The Green Prince (Yousef’s code name) is mostly a studio enterprise, with Yousef and ex-Shin Bet agent Gonen Ben Yitzhak interviewed separately, interpolated with news footage and green-tinted re-enactments (as if viewed from drones with night-vision cameras). Both men come off well, no surprise; and while the doc isn’t overtly political, the terms of access here would appear to align with Schirman’s pro-Israel sympathies. (There’s no mention of legitimate grievance in the occupied territories.) Most of the film is procedural: Yousef and Yitzhak recall their courtship, narrow escapes, staged arrests, the details of fooling Yousef’s father (often jailed) and large family. (They’ve since disowned him—in part because he also converted to Christianity.)
There are no outside voices, and Schirman (The Champagne Spy) doesn’t interject any tough questions (again: terms of access). The amount of detail here might be tolerable if the smiling, English-fluent Yousef were a more colorful or flawed figure, but he and Yitzhak come off like minor characters in a John le Carre novel: guys we might meet in one chapter and forget, not strong enough to carry the whole story.
Where Schirman really falls short is in probing the psychology behind Yousef’s betrayal of kin and cause.
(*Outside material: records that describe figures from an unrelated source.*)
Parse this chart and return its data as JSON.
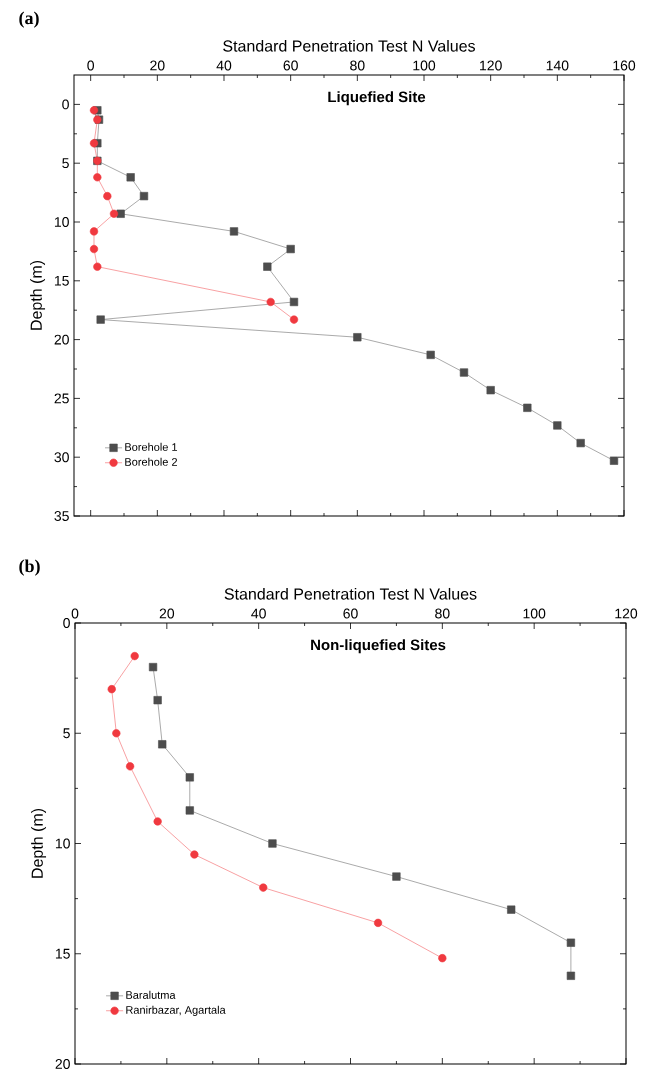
{
  "chart_data": [
    {
      "type": "line",
      "title": "Liquefied Site",
      "xlabel": "Standard Penetration Test N Values",
      "ylabel": "Depth (m)",
      "annotations": [
        "(a)"
      ],
      "xlim": [
        -5,
        160
      ],
      "xticks": [
        0,
        20,
        40,
        60,
        80,
        100,
        120,
        140,
        160
      ],
      "ylim": [
        35,
        -2.5
      ],
      "yticks": [
        0,
        5,
        10,
        15,
        20,
        25,
        30,
        35
      ],
      "legend": "bottom left",
      "series": [
        {
          "name": "Borehole 1",
          "color": "#4d4d4d",
          "marker": "square",
          "x": [
            2,
            2.5,
            2,
            2,
            12,
            16,
            9,
            43,
            60,
            53,
            61,
            3,
            80,
            102,
            112,
            120,
            131,
            140,
            147,
            157
          ],
          "values": [
            0.5,
            1.3,
            3.3,
            4.8,
            6.2,
            7.8,
            9.3,
            10.8,
            12.3,
            13.8,
            16.8,
            18.3,
            19.8,
            21.3,
            22.8,
            24.3,
            25.8,
            27.3,
            28.8,
            30.3
          ]
        },
        {
          "name": "Borehole 2",
          "color": "#f0393f",
          "marker": "circle",
          "x": [
            1,
            2,
            1,
            2,
            2,
            5,
            7,
            1,
            1,
            2,
            54,
            61
          ],
          "values": [
            0.5,
            1.3,
            3.3,
            4.8,
            6.2,
            7.8,
            9.3,
            10.8,
            12.3,
            13.8,
            16.8,
            18.3
          ]
        }
      ]
    },
    {
      "type": "line",
      "title": "Non-liquefied Sites",
      "xlabel": "Standard Penetration Test N Values",
      "ylabel": "Depth (m)",
      "annotations": [
        "(b)"
      ],
      "xlim": [
        0,
        120
      ],
      "xticks": [
        0,
        20,
        40,
        60,
        80,
        100,
        120
      ],
      "ylim": [
        20,
        0
      ],
      "yticks": [
        0,
        5,
        10,
        15,
        20
      ],
      "legend": "bottom left",
      "series": [
        {
          "name": "Baralutma",
          "color": "#4d4d4d",
          "marker": "square",
          "x": [
            17,
            18,
            19,
            25,
            25,
            43,
            70,
            95,
            108,
            108
          ],
          "values": [
            2,
            3.5,
            5.5,
            7,
            8.5,
            10,
            11.5,
            13,
            14.5,
            16
          ]
        },
        {
          "name": "Ranirbazar, Agartala",
          "color": "#f0393f",
          "marker": "circle",
          "x": [
            13,
            8,
            9,
            12,
            18,
            26,
            41,
            66,
            80
          ],
          "values": [
            1.5,
            3,
            5,
            6.5,
            9,
            10.5,
            12,
            13.6,
            15.2
          ]
        }
      ]
    }
  ]
}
He says, briefly and glibly, that he wanted to prevent violence among Palestinians. He adds that he wasn’t paid very much by Shin Bet, though his life in exile now compares rather favorably to conditions back in Ramallah. So why, following his 1996 arrest and interrogation as a 18-year-old, did Yousef trade allegiances? “Nobody had a gun to my head,” he says, further recalling the vague conviction that “we are living a lie.” What that lie was, or is, Schirman fails to summon. And what Yousef’s story would tell us about the West Bank and Gaza today is nowhere evident in The Green Prince. Opens Fri., Oct. 10 at Varsity. Rated PG-13. 101 minutes.